Sĕpụ awalnya merupakan alat berburu yang terbuat dari
bambu, namun seiring perkembangan zaman, kini diadaptasi menjadi olahraga
ketangkasan. Sayangnya, praktik tradisi ini makin jarang dijumpai di kalangan
generasi muda. Oleh karena itu, melalui buku ini, saya ingin memperkenalkan
kembali Sĕpụ sebagai warisan budaya yang patut dilestarikan.
Ucapan terima kasih saya sampaikan kepada Pemerintah Kampung
Lenganeng yang telah menginisiasi lomba Sĕpụ sebagai langkah konkret menjaga
eksistensi budaya ini. Semoga buku ini dapat memberi manfaat bagi pembaca,
khususnya dalam memahami dan mempraktikkan olahraga tradisional ini.
Alffian W.P. Walukow, S.Pd, M.Pd
DAFTAR ISI
Bagian
1 ; PENDAHULUAN 1
Bagian
2 : PENGEMBANGAN TRADISI BERBURU
DENGAN
SUMPIT MENJADI
OLAHRAGA TRADISIONAL 5
Bagian 3 : PENERAPAN LOMBA 6
Bagian 4 : SISTIM
/ ATURAN PERLOMBAAN 10
A. Klasifikasi Lomba :
B. ATURAN LOMBA
BAGIAN – 1
Olahraga sumpit adalah
olah raga yang menggunakan sumpitan (blowgun) untuk berburu atau olahraga
ketangkasan. Olah raga ini cukup dikenal di beberapa daerah,
khususnya:
- Kalimantan (Indonesia): Suku Dayak di Kalimantan terkenal
menggunakan sumpit untuk berburu, dan kini juga mengadakan lomba sumpitan
sebagai bagian dari festival budaya.
- Sulawesi (Indonesia): Beberapa komunitas adat juga menggunakan
sumpitan untuk olahraga tradisional.
- Malaysia: Di Sabah dan Sarawak, masyarakat suku asli seperti Iban
dan Penan juga mempertahankan tradisi sumpitan.

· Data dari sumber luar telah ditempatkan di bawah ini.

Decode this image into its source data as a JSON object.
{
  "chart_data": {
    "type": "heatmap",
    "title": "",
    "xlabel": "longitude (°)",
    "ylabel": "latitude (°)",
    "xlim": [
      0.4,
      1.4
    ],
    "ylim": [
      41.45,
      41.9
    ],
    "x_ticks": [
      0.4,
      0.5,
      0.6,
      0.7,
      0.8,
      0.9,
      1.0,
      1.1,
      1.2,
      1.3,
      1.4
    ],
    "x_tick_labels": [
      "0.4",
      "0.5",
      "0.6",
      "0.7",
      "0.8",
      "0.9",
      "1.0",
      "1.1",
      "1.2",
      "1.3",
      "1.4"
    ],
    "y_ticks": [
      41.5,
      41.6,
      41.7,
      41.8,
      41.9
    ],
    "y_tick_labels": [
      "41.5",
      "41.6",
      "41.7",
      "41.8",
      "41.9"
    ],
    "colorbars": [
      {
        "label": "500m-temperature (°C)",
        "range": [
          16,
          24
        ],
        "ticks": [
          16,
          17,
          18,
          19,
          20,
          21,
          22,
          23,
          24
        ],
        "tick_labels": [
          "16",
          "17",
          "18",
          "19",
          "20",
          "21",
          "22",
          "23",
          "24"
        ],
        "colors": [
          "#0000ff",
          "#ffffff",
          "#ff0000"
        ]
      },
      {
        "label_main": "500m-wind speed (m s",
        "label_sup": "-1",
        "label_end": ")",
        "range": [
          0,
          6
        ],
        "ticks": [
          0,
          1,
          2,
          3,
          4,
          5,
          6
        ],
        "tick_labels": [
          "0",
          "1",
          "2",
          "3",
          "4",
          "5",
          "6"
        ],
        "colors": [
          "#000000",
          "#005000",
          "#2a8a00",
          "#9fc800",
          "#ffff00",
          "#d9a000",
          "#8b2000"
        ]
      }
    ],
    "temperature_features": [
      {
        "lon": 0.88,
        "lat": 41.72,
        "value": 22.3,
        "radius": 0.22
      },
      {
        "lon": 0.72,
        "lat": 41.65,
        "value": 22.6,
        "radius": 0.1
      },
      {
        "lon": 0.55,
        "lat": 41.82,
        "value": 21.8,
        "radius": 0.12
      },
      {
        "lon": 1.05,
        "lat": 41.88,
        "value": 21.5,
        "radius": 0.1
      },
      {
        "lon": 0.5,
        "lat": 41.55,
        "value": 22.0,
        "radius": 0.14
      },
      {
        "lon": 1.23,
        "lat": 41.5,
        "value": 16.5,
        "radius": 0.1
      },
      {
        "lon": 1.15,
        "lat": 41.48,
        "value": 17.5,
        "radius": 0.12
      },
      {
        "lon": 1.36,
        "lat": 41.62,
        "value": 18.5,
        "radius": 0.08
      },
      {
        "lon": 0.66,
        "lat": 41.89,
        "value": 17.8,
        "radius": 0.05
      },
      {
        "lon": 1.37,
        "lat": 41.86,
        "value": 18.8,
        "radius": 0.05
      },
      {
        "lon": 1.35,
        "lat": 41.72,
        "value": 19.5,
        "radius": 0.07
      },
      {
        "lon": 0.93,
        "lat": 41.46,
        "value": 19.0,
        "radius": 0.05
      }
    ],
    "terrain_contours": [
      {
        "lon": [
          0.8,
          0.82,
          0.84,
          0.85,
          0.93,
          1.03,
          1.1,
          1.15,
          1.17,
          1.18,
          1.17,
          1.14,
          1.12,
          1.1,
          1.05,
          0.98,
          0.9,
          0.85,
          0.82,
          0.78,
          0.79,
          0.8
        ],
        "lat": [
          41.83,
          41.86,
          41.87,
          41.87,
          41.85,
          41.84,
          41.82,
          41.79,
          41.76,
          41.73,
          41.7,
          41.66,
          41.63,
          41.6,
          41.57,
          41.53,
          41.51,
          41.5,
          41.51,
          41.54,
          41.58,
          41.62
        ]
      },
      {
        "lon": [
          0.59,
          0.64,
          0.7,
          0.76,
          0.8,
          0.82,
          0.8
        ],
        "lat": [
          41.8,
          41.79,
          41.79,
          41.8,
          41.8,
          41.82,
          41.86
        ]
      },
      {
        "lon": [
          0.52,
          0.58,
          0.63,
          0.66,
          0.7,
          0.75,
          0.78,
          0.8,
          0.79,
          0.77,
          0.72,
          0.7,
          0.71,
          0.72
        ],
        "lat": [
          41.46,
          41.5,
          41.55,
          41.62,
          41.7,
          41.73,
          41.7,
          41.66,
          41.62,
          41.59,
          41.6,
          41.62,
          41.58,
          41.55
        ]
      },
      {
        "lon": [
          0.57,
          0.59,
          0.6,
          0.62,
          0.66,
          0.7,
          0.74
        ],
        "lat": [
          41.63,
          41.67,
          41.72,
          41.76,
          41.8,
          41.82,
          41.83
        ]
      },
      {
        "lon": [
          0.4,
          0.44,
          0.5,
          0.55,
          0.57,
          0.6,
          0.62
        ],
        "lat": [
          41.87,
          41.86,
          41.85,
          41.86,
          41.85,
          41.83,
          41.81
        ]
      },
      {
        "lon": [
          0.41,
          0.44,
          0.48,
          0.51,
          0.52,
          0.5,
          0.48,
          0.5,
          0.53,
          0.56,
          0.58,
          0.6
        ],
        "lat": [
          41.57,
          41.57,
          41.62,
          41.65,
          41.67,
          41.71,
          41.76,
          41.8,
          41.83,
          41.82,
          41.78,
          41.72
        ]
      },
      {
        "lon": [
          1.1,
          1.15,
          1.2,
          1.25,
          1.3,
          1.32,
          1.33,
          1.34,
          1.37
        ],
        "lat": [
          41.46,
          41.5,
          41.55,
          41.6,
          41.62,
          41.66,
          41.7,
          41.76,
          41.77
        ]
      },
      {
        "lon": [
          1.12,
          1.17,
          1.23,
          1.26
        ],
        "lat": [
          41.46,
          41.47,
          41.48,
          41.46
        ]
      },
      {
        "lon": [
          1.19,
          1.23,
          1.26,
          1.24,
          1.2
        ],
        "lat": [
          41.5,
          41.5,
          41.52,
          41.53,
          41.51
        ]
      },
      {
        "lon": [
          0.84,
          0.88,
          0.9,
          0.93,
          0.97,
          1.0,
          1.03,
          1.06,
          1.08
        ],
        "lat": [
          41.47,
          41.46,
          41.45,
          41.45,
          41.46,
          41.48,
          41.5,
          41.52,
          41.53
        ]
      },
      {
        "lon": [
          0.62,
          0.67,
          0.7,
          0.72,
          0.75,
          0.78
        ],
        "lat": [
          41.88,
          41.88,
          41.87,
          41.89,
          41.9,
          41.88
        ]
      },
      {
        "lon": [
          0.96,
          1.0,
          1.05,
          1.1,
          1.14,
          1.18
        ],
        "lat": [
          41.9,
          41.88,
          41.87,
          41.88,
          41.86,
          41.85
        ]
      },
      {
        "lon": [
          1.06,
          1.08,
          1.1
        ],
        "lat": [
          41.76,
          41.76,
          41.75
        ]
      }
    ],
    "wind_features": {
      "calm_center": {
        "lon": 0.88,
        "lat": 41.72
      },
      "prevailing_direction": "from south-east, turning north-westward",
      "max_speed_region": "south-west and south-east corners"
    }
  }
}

- Filipina: Suku-suku asli seperti Aeta dan Igorot menggunakan
sumpitan dalam budaya berburu dan sekarang dalam acara budaya.
- Jepang: Ada versi olahraga modern yang disebut fukiya —
sumpit ala Jepang yang dijadikan cabang olahraga resmi di beberapa
kompetisi nasional.
- Amerika Selatan: Suku-suku asli Amazon seperti Yanomami juga
mempertahankan tradisi sumpitan, meski di sana lebih untuk berburu
ketimbang untuk olahraga.
1. Sẹ̆pu artinya : sebab, oleh karena
itu.
2. Sẹ̆pụ artinya : sumpitan.
Manẹ̆pụ artinya
: menembak dengan sumpitan;
tahasẹ̆puĕ, tahapanẹ̆pụ : penembak sumpitan, tukang sumpit, tukang sumpit;
sẹ̆sẹ̆pụ :
suara; menyembul ke atas, ditembakkan, tiba-tiba muncul dari celah yang sempit,
tumbuh melampaui batas dengan tumbuh cepat, muncul tiba-tiba dari dalam air.
sẹ̆sẹ̆pụ adalah nama
Sangir dari ikan Paus, disebut demikian karena ikan paus
sering menyemburkan air dari lubang dipunggunnya.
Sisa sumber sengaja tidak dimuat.